21Enfin, dans la continuité de cette argumentation qui pourrait parfaitement servir de réponse aux manifestes anti-réguliers d’Ogier et de Durval, Sidney condamne la tragi-comédie en tant que forme bâtarde, puisqu’elle mélange personnel de comédie et personnel de tragédie, le rire trivial aux préoccupations graves des sujets tragiques :
«But besides these grosse absurdities, howe all their Playes bee neither right Tragedies, nor right Comedies, mingling Kinges and Clownes, not because the matter so carrieth it, but thrust in the Clowne by head and shoulders to play a part in majesticall matters, with neither decencie nor discretion: so as neither the admiration and Commiseration, nor the right sportfulnesse is by their mongrell Tragicomedie obtained17.»
« Mais en plus de ces absurdités grossières, toutes leurs pièces ne sont ni de vraies comédies, ni de vraies tragédies, mêlant les rois et les bouffons, non parce que le sujet le réclame, mais parce que ces auteurs contraignent les bouffons de prendre part aux affaires royales, sans décence et sans retenue, si bien que ni la pitié, ni l’admiration, ni même la véritable gaieté ne se trouvent dans leur bâtarde tragi-comédie18. »
22Encore une fois, l’auteur récuse l’absence d’effet propre à la tragi-comédie, ne provoquant ni la gaieté comique, ni la pitié ou l’admiration tragiques.
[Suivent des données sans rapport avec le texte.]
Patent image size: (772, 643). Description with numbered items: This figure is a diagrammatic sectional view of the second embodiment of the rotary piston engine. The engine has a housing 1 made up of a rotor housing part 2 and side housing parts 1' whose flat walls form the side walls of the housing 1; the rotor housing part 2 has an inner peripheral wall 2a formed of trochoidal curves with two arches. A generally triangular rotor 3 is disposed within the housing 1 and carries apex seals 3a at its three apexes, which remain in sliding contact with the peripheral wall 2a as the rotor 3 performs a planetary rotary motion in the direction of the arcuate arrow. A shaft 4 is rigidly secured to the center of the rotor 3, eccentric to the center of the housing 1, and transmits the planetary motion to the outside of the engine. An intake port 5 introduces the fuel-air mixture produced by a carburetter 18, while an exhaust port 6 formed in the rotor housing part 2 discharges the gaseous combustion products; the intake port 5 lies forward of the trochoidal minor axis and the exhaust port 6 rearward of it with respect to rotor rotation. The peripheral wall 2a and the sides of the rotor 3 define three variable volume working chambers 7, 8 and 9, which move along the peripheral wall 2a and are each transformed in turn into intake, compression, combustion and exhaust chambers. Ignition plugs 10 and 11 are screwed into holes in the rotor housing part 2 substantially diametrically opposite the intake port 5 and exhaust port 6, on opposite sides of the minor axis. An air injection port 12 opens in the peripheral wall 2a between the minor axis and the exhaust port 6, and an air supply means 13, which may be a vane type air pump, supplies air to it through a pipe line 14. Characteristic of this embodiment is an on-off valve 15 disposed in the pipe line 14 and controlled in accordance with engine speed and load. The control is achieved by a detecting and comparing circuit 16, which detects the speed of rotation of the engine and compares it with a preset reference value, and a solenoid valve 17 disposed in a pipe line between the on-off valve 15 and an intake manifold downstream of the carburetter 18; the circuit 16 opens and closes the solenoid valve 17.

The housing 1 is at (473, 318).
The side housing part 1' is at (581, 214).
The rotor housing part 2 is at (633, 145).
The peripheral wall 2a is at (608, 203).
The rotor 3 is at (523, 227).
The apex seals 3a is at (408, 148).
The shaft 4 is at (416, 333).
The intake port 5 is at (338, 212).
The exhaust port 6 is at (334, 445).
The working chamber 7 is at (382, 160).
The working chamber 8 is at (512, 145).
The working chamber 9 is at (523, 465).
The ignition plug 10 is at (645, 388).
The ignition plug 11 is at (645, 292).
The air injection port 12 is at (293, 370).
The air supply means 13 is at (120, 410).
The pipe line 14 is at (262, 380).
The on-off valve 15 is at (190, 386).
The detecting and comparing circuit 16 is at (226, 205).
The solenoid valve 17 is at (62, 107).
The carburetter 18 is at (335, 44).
En cela, Sidney donne une définition de la tragi-comédie opposée à celle qui est formulée en Italie par Guarini, refusant à la tragi-comédie le statut de genre à part entière (même s’il cite l’exemple de l’Amphytrion de Plaute comme occurrence possible dans l’Antiquité) et rejetant un mélange des genres qui irait à l’encontre de la mission du théâtre.
23À ce positionnement, que l’on pourrait donc qualifier de « régulier », répond celui de Laudun, dont la poétique s’inscrit dans un écart par rapport aux arts poétiques qui l’ont précédé et qui paraît accompagner les bouleversements qui agitent la tragédie humaniste à la fin du XVIe siècle. En effet, même si Laudun est redevable dans ses deux tragédies du modèle renaissant, encore très prégnant (présence d’un prologue, de chœurs à la fin de chaque acte, influence de la tragédie sénéquienne), il s’en démarque par certains aspects, et cette intention de nouveauté se retrouve par exemple dans L’Art poétique à travers l’éloge en demi-teinte de Garnier qui, s’il veut marquer une déférence certaine, ne masque pas tout à fait certaines critiques (notamment au sujet des chœurs)19.
24Comme chez Sidney, le discours de Laudun semble prendre comme point de départ sa propre expérience de spectateur, sans que nous puissions savoir si cette expérience fut bien solide, mais la manière dont il formalise sa position semble bien différente. En effet, malgré les références à l’hypotexte aristotélicien, l’auteur français ne paraît pas retenir l’argument moral ou didactique, du moins pas comme un critère essentiel. Cette différence de visée est illustrée par l’utilisation, commune à Sidney et à Laudun, de citations d’Horace et d’emprunts explicites ou non à ses discours20. Seulement, alors que dans l’Apology, elles ne concernent quasiment que la question de l’enseignement moral du théâtre (et en particulier de l’enseignement moral de la comédie), elles paraissent chez Laudun fonctionner plutôt comme garantie du discours critique, illustrations vides de contenu persuasif, prises dans le maillage intertextuel et citationnel que déploie l’auteur afin de légitimer et d’asseoir sa nouveauté théorique.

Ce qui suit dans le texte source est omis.